5Indien u Ad-hoc-modus heeft geselecteerd in Stap 4, selecteert u een kanaal.

  • [Ad-hockanaal]

    Selecteer een Ad-hockanaal.

    Selecteer een kanaal [OK]

Selecteer een ad-hockanaal volgens de IEEE 802.11 standaard die u gebruikt.

  • Indien u IEEE 802.11 b/g gebruikt:

    Kanaal 1–11

  • Indien u IEEE 802.11 a gebruikt:

    Kanaal 36, 40, 44 en 48

  • Indien u IEEE 802.11 n gebruikt:

    Kanaal 1–11, 36, 40, 44 en 48

Opmerking

  • De overdrachtsmodus van het draadloos LAN kan ook worden ingesteld met behulp van Web Image Monitor. Zie de helpfunctie van Web Image Monitor voor meer informatie

Het SSID instellen

1Druk op de toets [User Tools] en geef vervolgens het scherm [Draadloos LAN] weer.

[Systeeminstellingen] [Interface-instell.] [Draadloos LAN]

2Voer het SSID in.

[SSID-instelling] [SSID invoeren] Voer het SSID in [OK] [OK]

Opmerking

  • Een SSID kan ook worden ingesteld met Web Image Monitor. Voor meer informatie, zie de Help-functie van Web Image Monitor. Voor meer informatie over welke SSID moet worden gebruikt, neemt u contact op met de netwerkbeheerder.

Voorzorgsmaatregelen bij het gebruik van draadloos LAN

Draadloos LAN gebruikt radiogolven in plaats van kabels om gegevens te verzenden en te ontvangen. Omdat radiogolven door muren en andere obstakels heen gaan, kunnen de volgende problemen zich voordoen als u geen veiligheidsinstellingen voor de draadloze verbinding activeert.

Informatielekken

Informatie zoals gebruikersnamen, wachtwoorden, creditcardnummers en de inhoud van uw e-mail kan worden gezien door een onbevoegde derde.

Onbevoegde netwerktoegang

  • Schade aan of wijziging van gegevens en/of de systeemconfiguratie door virussen of andere malware.

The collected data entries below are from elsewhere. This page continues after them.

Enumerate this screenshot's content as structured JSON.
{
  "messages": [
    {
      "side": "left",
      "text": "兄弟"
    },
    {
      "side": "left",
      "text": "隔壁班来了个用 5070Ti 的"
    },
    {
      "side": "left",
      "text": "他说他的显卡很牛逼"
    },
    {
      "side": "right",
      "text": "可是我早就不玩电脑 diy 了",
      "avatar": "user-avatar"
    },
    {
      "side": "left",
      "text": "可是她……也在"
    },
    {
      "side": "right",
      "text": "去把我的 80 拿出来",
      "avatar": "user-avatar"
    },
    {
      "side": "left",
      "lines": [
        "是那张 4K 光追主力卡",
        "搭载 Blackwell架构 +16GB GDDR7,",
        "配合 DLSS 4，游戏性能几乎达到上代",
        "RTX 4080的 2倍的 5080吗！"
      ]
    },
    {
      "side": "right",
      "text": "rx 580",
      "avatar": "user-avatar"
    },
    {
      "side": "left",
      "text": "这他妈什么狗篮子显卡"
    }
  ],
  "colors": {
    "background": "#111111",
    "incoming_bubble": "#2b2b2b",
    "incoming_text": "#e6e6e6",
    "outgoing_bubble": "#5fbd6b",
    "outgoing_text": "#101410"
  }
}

  • Imitatie van een legitieme netwerkgebruiker, waardoor gegevens gestolen kunnen worden.

  • Diefstal van gevoelige of vertrouwelijke gegevens.

Om deze risico's te beperken wordt het aangeraden om de beschikbare functies van uw printer te controleren, de draadloze toegangspunten en andere apparatuur die gebruikmaakt van het draadloos LAN. Activeer ook de beveiligingsinstellingen van het draadloos LAN.

Voor meer informatie over beveiligingsinstellingen van draadloos LAN (zoals de WEP-code, WPA2 en IEEE 802.1X), zie de Veiligheidshandleiding.